La minaccia delle elezioni anticipate, inoltre, è già stata utilizzata parecchie volte nel corso di questa legislatura ( quella attuale è la terza) rivelandosi sempre un’arma spuntata. È accaduto dopo il Conte uno, prima che Matteo Renzi mettesse in scena una sorprendente mossa del cavallo per far nascere una nuova maggioranza, è accaduto dopo il Conte due, quando il Pd si diceva indisponibile a sostituire un premier con un altro, e si ripete anche oggi, nell’ultimo e delicatissimo scorcio di legislatura.

Ma a ben guardare anche l’altra carta annunciata, quella più di ogni altra terrorizza il leader grillino, la fine dell’alleanza giallo- rossa, è tutta da verificare.

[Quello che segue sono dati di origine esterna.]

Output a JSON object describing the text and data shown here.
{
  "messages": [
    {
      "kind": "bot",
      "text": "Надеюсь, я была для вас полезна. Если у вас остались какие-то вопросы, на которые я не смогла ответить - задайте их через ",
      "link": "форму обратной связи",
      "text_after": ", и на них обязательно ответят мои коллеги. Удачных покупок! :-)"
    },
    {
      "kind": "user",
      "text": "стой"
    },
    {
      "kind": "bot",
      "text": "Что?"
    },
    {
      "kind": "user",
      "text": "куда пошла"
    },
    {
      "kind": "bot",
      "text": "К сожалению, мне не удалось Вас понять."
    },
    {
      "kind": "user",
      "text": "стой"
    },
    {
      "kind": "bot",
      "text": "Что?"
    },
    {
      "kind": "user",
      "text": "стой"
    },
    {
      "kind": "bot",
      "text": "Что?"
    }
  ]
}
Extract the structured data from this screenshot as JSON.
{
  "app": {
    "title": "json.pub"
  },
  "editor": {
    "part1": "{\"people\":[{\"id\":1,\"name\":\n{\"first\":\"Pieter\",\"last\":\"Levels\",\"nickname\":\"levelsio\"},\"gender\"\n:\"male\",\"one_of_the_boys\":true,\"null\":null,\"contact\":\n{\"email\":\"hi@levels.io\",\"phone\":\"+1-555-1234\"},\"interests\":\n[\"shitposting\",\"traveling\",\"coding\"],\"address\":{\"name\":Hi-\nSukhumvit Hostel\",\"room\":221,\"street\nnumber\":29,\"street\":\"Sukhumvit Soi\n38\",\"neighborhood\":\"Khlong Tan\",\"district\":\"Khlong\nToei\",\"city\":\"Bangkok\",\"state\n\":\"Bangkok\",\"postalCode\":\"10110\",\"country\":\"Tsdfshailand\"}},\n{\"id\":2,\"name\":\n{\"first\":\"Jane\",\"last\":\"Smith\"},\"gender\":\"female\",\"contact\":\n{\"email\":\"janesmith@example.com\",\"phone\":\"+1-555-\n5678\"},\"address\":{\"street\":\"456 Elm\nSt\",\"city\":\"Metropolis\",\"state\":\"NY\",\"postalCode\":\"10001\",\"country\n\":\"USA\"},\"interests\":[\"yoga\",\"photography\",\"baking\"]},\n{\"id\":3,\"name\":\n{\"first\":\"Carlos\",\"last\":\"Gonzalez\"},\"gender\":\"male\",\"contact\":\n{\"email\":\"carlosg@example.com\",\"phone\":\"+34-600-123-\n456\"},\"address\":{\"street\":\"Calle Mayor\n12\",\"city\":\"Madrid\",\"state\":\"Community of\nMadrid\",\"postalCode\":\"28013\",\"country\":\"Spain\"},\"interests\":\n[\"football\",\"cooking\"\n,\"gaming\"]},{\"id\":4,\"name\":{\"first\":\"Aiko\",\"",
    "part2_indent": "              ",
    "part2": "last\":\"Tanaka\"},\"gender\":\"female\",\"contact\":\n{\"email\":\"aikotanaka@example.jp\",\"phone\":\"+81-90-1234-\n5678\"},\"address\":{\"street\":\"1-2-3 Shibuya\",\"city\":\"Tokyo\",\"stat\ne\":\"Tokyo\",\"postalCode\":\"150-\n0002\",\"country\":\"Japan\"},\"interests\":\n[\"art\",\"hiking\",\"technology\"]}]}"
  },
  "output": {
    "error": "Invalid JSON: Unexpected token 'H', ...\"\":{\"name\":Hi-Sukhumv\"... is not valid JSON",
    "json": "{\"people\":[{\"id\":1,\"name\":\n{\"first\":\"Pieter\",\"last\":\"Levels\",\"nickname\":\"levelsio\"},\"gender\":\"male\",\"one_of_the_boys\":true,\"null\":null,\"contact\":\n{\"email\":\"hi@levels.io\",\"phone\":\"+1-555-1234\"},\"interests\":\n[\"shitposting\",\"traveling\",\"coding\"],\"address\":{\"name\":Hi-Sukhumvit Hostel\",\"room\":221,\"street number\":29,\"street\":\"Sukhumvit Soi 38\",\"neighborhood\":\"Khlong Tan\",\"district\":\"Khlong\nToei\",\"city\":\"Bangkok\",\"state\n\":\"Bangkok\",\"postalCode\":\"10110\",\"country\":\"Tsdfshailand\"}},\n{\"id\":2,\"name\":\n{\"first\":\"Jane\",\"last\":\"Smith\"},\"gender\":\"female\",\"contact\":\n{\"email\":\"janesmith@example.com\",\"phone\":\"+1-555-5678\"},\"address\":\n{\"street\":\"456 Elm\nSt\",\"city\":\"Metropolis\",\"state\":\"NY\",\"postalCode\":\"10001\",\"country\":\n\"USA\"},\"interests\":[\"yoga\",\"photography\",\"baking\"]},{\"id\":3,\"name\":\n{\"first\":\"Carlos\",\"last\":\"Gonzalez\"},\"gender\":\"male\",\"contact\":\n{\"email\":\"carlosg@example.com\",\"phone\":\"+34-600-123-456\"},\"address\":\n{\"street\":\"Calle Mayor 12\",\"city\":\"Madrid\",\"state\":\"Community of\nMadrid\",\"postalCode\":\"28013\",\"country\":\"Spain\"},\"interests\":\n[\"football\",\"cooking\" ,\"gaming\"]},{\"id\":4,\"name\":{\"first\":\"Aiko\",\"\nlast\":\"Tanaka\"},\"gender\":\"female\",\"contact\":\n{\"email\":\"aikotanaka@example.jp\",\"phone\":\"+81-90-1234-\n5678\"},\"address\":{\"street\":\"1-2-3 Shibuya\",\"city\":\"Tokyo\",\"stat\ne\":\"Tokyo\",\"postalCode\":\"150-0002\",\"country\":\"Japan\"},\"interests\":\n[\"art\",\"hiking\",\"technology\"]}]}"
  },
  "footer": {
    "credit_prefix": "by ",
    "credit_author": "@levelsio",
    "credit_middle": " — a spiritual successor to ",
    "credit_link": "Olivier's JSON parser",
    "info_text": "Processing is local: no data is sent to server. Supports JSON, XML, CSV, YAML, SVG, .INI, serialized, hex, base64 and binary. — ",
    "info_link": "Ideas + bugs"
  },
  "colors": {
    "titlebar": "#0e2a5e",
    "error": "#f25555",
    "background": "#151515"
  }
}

Chiaramente molto dipenderà dalla legge elettorale, ma a sistema vigente davvero il Pd potrà fare a meno del Movimento 5 Stelle per vincere le elezioni? Per quanto ridimensionato, il partito di Conte resta la gamba più grossa, dopo i dem, del campo largo teorizzato da Letta. Le varie sigle del “centrismo draghiano” continuano a vagare alla deriva della politica italiana, con troppi comandanti a bordo e per il momento nessuna rotta. Difficilmente il segretario del Pd potrebbe pensare di competere col centrodestra senza un pezzo determinante delle coalizioni, che nelle previsioni più cupe vale almeno il 10 per cento. Del centrodestra, invece, Letta potrebbe prendere a prestito il modello, che pur tra mille difficoltà, tiene insieme partiti di governo e d’opposizione. Certo l’operazione nel centrosinistra sarebbe molto più complessa da portare a casa, ma davanti al rischio di perdere le elezioni, anche i dem potrebbero cambiare idea.

La partita, insomma, è ancora tutta aperta. E il primo che scopre il bluff dell’altro può vincere.